Manning explained during an appearance on The Rich Eisen Show losing games started to take a greater toll during the latter stages of his 16-year career:
"On Monday morning, physically I feel a lot better and mentally it's not as draining. I'm not dreading the week. I'm not dreading going into a meeting and thinking about this terrible throw I made, and not having to deal with the losses. The losses got tougher and tougher to deal with and to overcome and so I just got tired of it.
"I was ready to be done playing in February when I retired and I knew I was done playing football. I still have those same feelings. I'm happy where I am, sitting on the couch and watching these games on Sunday."
The two-time Super Bowl champion also confirmed there were no thoughts of a comeback, saying he didn't continue training in the offseason with hope a call would arrive:
"No, I think I was done. I had my run, I had my time. I enjoyed it. I have such great memories. ...
"I'm good where I am. I made that decision in February. I'm not gonna look back. I'm not gonna second-guess. I wasn't working out for football and thinking there might be a comeback if someone called. I'd had enough and grateful for my time, but looking forward to this new way of life."
The four-time Pro Bowl selection told Eisen the fact he would have been forced to change teams at such a late point in his career was also a factor in his decision to step away.

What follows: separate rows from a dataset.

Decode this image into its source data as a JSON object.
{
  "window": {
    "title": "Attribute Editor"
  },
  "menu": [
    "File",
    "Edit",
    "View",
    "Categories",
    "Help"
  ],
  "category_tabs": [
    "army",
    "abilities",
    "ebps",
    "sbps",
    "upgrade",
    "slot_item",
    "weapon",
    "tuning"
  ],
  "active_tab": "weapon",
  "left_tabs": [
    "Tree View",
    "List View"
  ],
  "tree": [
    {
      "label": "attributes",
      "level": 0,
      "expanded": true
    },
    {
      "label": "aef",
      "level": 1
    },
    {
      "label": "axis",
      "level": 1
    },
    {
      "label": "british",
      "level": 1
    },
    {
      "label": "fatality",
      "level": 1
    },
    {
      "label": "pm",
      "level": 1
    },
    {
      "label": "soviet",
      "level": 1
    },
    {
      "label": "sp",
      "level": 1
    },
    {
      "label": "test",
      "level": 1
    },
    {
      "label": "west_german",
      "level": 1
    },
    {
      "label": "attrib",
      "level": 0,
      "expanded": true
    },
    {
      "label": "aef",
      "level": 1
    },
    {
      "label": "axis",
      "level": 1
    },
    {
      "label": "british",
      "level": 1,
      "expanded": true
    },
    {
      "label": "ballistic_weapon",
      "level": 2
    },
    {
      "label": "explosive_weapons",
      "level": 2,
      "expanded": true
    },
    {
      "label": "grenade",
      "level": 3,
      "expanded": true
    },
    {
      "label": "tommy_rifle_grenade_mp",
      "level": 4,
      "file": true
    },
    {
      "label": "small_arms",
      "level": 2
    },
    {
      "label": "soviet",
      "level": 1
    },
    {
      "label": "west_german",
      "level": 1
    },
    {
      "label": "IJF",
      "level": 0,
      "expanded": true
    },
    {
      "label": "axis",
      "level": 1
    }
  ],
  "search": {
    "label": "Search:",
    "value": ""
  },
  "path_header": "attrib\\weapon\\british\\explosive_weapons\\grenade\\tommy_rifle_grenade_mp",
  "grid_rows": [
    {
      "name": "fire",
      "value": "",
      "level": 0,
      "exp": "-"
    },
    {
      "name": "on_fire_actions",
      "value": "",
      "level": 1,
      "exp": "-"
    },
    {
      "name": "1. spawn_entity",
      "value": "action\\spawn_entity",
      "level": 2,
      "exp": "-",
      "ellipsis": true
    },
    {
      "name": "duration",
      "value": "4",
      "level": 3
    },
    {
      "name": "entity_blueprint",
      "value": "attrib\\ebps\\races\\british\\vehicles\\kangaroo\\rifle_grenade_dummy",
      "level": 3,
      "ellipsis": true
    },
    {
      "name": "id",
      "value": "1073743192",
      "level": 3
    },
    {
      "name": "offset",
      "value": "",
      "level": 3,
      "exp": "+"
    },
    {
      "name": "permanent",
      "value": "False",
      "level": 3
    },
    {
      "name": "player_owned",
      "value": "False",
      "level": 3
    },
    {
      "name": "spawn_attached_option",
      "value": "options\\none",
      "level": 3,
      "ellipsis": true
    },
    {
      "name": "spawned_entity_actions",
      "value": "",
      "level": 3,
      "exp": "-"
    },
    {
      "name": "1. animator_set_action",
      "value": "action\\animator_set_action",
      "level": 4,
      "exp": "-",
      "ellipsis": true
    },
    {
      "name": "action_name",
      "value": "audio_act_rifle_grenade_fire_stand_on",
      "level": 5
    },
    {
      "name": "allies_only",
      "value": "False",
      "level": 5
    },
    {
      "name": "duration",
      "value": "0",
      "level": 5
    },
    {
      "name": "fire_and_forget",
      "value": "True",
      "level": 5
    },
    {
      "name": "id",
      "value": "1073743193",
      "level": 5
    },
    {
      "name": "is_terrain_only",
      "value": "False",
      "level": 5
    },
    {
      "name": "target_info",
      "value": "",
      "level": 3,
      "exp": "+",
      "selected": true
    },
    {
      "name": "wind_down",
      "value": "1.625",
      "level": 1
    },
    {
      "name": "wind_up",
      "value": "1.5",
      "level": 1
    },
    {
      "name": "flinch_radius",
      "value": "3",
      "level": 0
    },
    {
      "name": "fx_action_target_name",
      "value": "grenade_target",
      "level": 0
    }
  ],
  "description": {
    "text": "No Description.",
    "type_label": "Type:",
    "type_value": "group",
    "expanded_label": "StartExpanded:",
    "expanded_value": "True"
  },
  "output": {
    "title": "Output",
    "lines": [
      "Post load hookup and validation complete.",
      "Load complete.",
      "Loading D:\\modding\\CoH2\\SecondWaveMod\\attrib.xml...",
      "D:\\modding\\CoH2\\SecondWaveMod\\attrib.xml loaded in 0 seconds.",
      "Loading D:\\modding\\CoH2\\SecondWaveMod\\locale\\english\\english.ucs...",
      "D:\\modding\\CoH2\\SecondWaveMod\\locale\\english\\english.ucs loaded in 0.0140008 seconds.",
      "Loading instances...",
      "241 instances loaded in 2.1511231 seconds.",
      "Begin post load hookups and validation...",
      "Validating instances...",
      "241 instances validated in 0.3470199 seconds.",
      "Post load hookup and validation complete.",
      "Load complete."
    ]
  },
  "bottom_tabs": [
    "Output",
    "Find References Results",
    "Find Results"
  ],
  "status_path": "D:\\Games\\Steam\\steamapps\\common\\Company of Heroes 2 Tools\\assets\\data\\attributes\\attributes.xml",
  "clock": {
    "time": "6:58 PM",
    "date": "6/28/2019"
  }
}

Manning's performance dropped off across four appearances last season as the Giants shifted to rookie Daniel Jones as their quarterback of the future. The Ole Miss product completed 61.9 percent of his throws for 1,042 yards with six touchdowns and five interceptions in his final season.
It's his play over the first 15 years, highlighted by the two championship triumphs over the New England Patriots dynasty, that should land him in the Pro Football Hall of Fame.